Perhaps the most interesting additions is a look at the off-shore pan-Arab print media phenomenon (the so-called “Cyprus Press”), and his review of pan-Arab television since the 1990’s, which he maintains is both reflective and expansive; and which acts competitively internationally, while adhering to domestic uniformity.
As with his previous publication, Arab Mass Media is a must-have for any academic, personal and professional library but especially for media scholars and anyone who cares or writes about Middle East Media.
–TBS Journal
Rating: 5 / 5
I read the first four chapters of this book and threw it away. It’s a waste of time and money. William Rugh knows zilch about the mass media and his readings on media theory seem to not have gone beyond a couple of books, the most recent of them published in 1974. Don’t be fooled by his former job as U.S. ambassador to Yemen and U.A.E. It just gives a fake illusion of credibility and allows him to speak with authority about the “Arab media,” as if he has spent his life systematically studying the media in Arabic World, which incidentally includes 300+ million people of diverse political, cultural, social, religious, educational and economic backgrounds.

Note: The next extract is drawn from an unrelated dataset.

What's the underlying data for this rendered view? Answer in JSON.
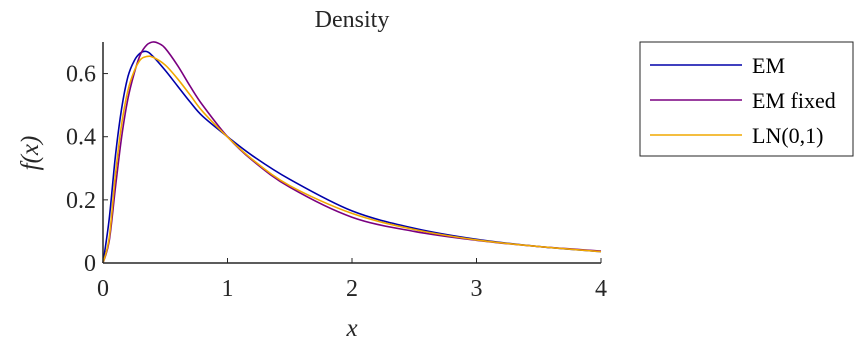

But it seems Rugh didn’t learn that fact from his long years in two of the smallest countries in the Arabic world. So, he doesn’t hesitate to speak of Arab culture, Arab mind, Arab values and a whole panoply of baseless and uncorroborated generalizations about the “Arab media.” To be fair, he does point out to the “variations between Arab countries,” but that doesn’t stop him from making sweeping statements like “while the American journalist seems to have a passion for factual details and statistics, the Arab journalist by contrast seems to give more attention to the correct words, phrasing, and grammar…” What a useless, silly, bordering on racist statement. Not just that; the book is not based on any systematic research. After claiming that the book will focus on Arab news and commentary, he tells us that since there are no content analysis studies of “Arab media,” his generalizations will be “based primarily on the conclusions of qualified observers.” To make it worse, those observers don’t seem to exceed a handful of journalists with no formal training in media research! In addition, the book is rampant with grammatical, dictation and factual errors. Even the tables and statistics (obtained from credible resources like the UNESCO) are full of mistakes and copied incorrectly. Citations and notes are also inadequate and unprofessional. Instead of making blatant, stereotypical and useless generalizations and relying on simplistic conceptions of the media and the Arabic-speaking countries, Rugh should’ve focused on the countries he really knows and had lived in and on topics within his field of expertise.